Some of us gathered at the Mansion House to pay our respects to Garret. A number of things struck me. First, the mix of people, in age and geographical mix. There were some who said that Garret was very much just a representative of Dublin Four, but looking through the names and addresses in the book of condolences, it was very apparent that the Irish were coming from far and wide to say goodbye. This was saying farewell to a man for the people.
Looking at him in that open casket, I was, and am always struck at funerals, at how an enormous life (and his was) is always reduced to an almost too small box. Garret was not a small man physically, but there was something very humbling about seeing him this way. One almost felt that he deserved something equal to the huge man he was. Certainly, I’ve seen lesser men laid to rest in far more grandiose caskets. But then, so vast was his contribution, perhaps the fact that we all know it is enough, and the true mark of greatness.

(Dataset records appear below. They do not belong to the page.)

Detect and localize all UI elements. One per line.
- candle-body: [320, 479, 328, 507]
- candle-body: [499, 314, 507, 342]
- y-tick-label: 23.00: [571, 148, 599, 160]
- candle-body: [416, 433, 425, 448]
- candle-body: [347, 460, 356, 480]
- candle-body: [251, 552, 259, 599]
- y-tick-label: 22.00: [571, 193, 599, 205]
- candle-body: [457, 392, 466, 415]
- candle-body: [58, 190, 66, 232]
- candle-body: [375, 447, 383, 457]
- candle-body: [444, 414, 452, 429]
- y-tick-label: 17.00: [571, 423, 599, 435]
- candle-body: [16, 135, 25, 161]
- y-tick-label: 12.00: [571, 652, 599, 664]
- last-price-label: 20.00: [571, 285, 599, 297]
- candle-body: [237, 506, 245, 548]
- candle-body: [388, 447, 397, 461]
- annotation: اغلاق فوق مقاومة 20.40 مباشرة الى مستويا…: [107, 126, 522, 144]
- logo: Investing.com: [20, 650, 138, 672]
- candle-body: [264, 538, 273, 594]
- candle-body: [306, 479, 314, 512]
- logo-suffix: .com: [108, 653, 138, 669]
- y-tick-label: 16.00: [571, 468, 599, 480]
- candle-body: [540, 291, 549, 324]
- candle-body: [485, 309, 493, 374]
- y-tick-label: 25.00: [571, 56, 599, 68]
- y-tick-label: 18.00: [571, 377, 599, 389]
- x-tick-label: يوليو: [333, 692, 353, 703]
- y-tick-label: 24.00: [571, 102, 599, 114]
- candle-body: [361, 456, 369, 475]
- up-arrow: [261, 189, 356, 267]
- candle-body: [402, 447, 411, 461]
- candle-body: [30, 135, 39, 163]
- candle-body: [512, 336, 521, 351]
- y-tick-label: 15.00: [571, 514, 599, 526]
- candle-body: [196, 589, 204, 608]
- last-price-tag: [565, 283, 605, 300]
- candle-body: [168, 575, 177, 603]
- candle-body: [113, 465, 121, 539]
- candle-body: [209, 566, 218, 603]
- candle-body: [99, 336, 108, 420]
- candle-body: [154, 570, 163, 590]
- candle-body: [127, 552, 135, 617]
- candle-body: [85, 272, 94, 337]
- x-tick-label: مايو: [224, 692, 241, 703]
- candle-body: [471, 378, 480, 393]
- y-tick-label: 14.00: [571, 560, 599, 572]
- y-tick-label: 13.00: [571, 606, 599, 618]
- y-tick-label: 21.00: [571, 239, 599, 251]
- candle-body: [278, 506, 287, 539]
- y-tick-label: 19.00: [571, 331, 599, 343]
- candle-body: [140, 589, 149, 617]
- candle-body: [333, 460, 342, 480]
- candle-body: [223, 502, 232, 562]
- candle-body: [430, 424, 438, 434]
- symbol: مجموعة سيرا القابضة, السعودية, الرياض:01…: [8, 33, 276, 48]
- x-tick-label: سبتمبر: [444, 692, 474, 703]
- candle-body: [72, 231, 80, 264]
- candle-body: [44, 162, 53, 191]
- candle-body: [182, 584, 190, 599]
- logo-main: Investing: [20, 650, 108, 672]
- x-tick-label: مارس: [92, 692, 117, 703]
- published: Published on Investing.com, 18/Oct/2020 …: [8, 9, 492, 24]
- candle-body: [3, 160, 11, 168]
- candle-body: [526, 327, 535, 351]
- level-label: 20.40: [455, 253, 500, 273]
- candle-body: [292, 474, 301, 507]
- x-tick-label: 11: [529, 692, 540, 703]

Finally, let me mention the laughter. We met outside the Mansion House, all of us political, none of us Fine Gael, and everyone of us had a Garret story, and we laughed. Even now, such a short time after his passing, he sounds like an almost mythical character. How could an intellectual and at times eccentric man like that, a man who believed in rules and ethics and all the things that we as a people regard as faintly odd have ended up not just a national figure but as the leader of the Irish people? Was it because we recognised in Garret, if just for a moment, the heights we could reach and the people we could be if only we’d let ourselves?